O Serviço Nacional de Saúde (SNS) está a ser abalado por uma “tempestade perfeita” que o pode tornar um serviço para pobres, alerta Adalberto Campos Fernandes. Em declarações à Renascença, o antigo ministro da Saúde diz que está nas mãos do problema do Governo e da Assembleia da República inverter esta tendência.
A ministra da Saúde reúne-se esta segunda-feira, de emergência, com as administrações regionais de saúde e a Ordem dos Médicos. Marta Temido tenta encontrar soluções para os problemas que levaram ao encerramento de várias urgências, sobretudo de obstetrícia, um pouco por todo o país.
Um problema que, na opinião de Adalberto Campos Fernandes, é estrutural. Para o antigo ministro da Saúde de um Governo socialista, este é um assunto demasiado sério para ser unicamente da responsabilidade da atual ministra ou do atual Governo.
Adalberto Campos Fernandes diz que a responsabilidade é de todos os políticos - só assim se encontrará uma solução.
“Este não é o problema do ministro da Saúde que está de serviço. Claro que é problema do ministro da Saúde que está de serviço, porque tem responsabilidade política no momento, mas é um problema do Governo e da Assembleia da República”, argumenta.
“O Serviço Nacional de Saúde é um assunto demasiado sério para que nós o procuremos resolver anunciando mais um concurso, que os concursos não sejam preenchidos porque as pessoas não têm motivação para o fazer e que não olhemos para a questão do projeto profissional e para as condições do exercício profissional dentro do sistema e do serviço público como tem de ser olhado”, defende Adalberto Campos Fernandes.
“Não há sem o envolvimento integral, político, de todo o Governo e da Assembleia da República e sem que se assuma claramente que este é um problema que põe em causa a sobrevivência do Serviço Nacional de Saúde como nós o desenhámos e queremos que ele exista, é estar a fazer mais do mesmo e vamos andar nisto mais um, dois, três ou quatro anos”. adverte.
Adalberto Campos Fernandes defende a aposta na valorização da carreira médica e na criação de condições para os profissionais poderem trabalhar no SNS, mas a solução não passa apenas por melhores salários.
“O Estado nunca terá condições de ser competitivo em termos salariais com os valores que o setor privado paga.
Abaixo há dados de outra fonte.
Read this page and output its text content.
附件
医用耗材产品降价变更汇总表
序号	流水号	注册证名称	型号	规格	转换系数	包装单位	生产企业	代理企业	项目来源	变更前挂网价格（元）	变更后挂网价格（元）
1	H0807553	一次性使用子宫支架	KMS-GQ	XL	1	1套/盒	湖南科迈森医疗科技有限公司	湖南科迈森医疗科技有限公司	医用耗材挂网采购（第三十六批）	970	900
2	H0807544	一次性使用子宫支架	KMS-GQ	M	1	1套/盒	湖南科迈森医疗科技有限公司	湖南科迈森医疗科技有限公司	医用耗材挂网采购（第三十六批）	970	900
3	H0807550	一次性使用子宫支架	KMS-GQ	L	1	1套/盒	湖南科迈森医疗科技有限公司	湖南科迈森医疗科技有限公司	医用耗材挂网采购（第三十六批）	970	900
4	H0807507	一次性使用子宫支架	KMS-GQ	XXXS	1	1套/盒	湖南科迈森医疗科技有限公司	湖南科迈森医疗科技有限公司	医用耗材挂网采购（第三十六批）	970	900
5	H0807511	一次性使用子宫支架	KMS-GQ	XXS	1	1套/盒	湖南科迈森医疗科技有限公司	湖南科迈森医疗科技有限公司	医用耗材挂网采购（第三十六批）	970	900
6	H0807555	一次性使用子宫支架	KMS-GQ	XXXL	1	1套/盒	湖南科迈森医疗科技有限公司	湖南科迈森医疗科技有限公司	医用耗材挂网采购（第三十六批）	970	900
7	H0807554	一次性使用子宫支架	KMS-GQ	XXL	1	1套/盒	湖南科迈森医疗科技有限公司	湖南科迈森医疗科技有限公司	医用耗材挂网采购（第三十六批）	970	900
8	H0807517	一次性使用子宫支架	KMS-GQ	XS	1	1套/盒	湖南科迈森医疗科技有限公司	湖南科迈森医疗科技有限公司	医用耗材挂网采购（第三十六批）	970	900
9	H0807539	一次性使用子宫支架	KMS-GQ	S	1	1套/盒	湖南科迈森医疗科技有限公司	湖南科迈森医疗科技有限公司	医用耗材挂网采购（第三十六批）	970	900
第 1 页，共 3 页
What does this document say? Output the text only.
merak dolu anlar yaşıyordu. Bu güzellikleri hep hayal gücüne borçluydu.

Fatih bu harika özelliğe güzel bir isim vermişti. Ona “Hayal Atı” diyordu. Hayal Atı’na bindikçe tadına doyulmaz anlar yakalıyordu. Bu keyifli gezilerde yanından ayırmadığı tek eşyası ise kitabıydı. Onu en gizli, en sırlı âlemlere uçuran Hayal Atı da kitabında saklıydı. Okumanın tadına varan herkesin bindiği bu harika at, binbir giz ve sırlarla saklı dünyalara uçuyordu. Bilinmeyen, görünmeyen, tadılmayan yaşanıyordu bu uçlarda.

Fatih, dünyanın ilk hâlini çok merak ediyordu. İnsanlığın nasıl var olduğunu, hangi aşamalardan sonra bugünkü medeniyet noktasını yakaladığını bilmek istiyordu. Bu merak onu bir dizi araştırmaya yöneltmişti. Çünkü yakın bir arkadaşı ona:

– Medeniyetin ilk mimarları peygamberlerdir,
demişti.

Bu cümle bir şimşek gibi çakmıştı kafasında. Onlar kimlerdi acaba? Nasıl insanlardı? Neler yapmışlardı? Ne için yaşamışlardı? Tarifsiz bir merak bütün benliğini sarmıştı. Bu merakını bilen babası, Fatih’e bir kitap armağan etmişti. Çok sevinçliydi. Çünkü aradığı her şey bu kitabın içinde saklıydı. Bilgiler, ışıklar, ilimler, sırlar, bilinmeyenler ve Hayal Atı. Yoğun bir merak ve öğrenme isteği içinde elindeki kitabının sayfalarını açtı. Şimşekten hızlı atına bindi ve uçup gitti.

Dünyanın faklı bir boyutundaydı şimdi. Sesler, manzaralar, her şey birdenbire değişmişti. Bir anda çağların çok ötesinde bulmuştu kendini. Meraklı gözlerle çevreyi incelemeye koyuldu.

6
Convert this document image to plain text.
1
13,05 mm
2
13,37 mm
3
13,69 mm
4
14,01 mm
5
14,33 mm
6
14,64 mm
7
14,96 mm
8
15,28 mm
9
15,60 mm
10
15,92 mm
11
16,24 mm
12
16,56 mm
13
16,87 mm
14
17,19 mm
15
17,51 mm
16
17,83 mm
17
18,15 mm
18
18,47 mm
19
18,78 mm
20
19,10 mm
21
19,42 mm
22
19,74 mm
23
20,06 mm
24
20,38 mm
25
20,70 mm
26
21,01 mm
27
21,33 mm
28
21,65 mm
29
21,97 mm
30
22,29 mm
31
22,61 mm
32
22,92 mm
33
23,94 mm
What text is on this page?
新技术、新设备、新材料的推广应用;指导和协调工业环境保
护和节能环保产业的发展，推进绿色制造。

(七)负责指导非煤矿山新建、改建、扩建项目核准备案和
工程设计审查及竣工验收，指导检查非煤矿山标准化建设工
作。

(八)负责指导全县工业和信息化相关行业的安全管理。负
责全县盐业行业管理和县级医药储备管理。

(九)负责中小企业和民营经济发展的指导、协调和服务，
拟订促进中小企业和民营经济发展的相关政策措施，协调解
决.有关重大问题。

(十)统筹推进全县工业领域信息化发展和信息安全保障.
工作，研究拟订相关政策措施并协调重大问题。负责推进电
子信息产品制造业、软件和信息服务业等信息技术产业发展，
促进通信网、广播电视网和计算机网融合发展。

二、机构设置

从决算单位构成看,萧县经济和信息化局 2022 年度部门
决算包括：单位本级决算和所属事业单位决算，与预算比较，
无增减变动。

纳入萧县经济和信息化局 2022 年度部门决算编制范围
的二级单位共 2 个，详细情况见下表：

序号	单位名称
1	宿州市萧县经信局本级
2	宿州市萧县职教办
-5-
Os médicos têm dito que a revalorização profissional é um imperativo, mas há um projeto de vida que tem que ver com a forma como o trabalho é exercido, como a capacidade de tempo para investigar”, defende o antigo ministro da Saúde.
Os médicos e os profissionais de saúde não podem ser olhados como “adversários ou inimigos” e é preciso tentar compreender os seus anseios e problemas, sublinha.
“A vida num hospital público pressupõe que há trabalho de equipa, que há motivação para ensinar, para investigar, para formar internos e foi isso que foi sempre o cimento da qualidade do SNS e da prática médica em Portugal. Projeto de vida e projeto de carreira que não tem nada a ver com esta ideia peregrina da dedicação exclusiva administrativa, imposta à força. Transitando para cima dos médicos um ónus inaceitável, porque os médicos quando hoje estão a trabalhar no SNS já têm obrigações como qualquer agente público.”
Para Adalberto Campos Fernandes, está criada a tempestade perfeita para tornar o SNS um serviço para pobres.
“O risco pode estar em o SNS se transformar num serviço para pobres, idosos ou imigrantes, e a classe média abandonar o SNS. E, por outro lado, isso se transforme num círculo vicioso, porque a vitalidade do sistema perde-se, os serviços tornam-se muito dependentes das urgências, hoje em dia as urgências consomem e corroem o funcionamento normal do sistema de saúde, o trabalho através das empresas aumentou de forma escalar. Nós temos os ingredientes de uma tempestade perfeita. Vamos a tempo de inverter esta situação? Acredito que sim.”
No entanto, para este especialista, se houver vontade de todos, ainda há tempo para remediar o que está mal.
“Hoje temos um SNS que não é o sonhado por António Arnaut. Hoje temos um sistema de saúde misto, com um peso muito significativo do setor privado e social. Será alguma coisa diferente, mas o SNS tem que ser o padrão, a referência, aquilo onde estão sediadas as melhores práticas, os melhores exemplos, a segurança clínica, a formação dos profissionais e isso só não se faz se não houver vontade política para ser feito”, sublinha Adalberto Campos Fernandes.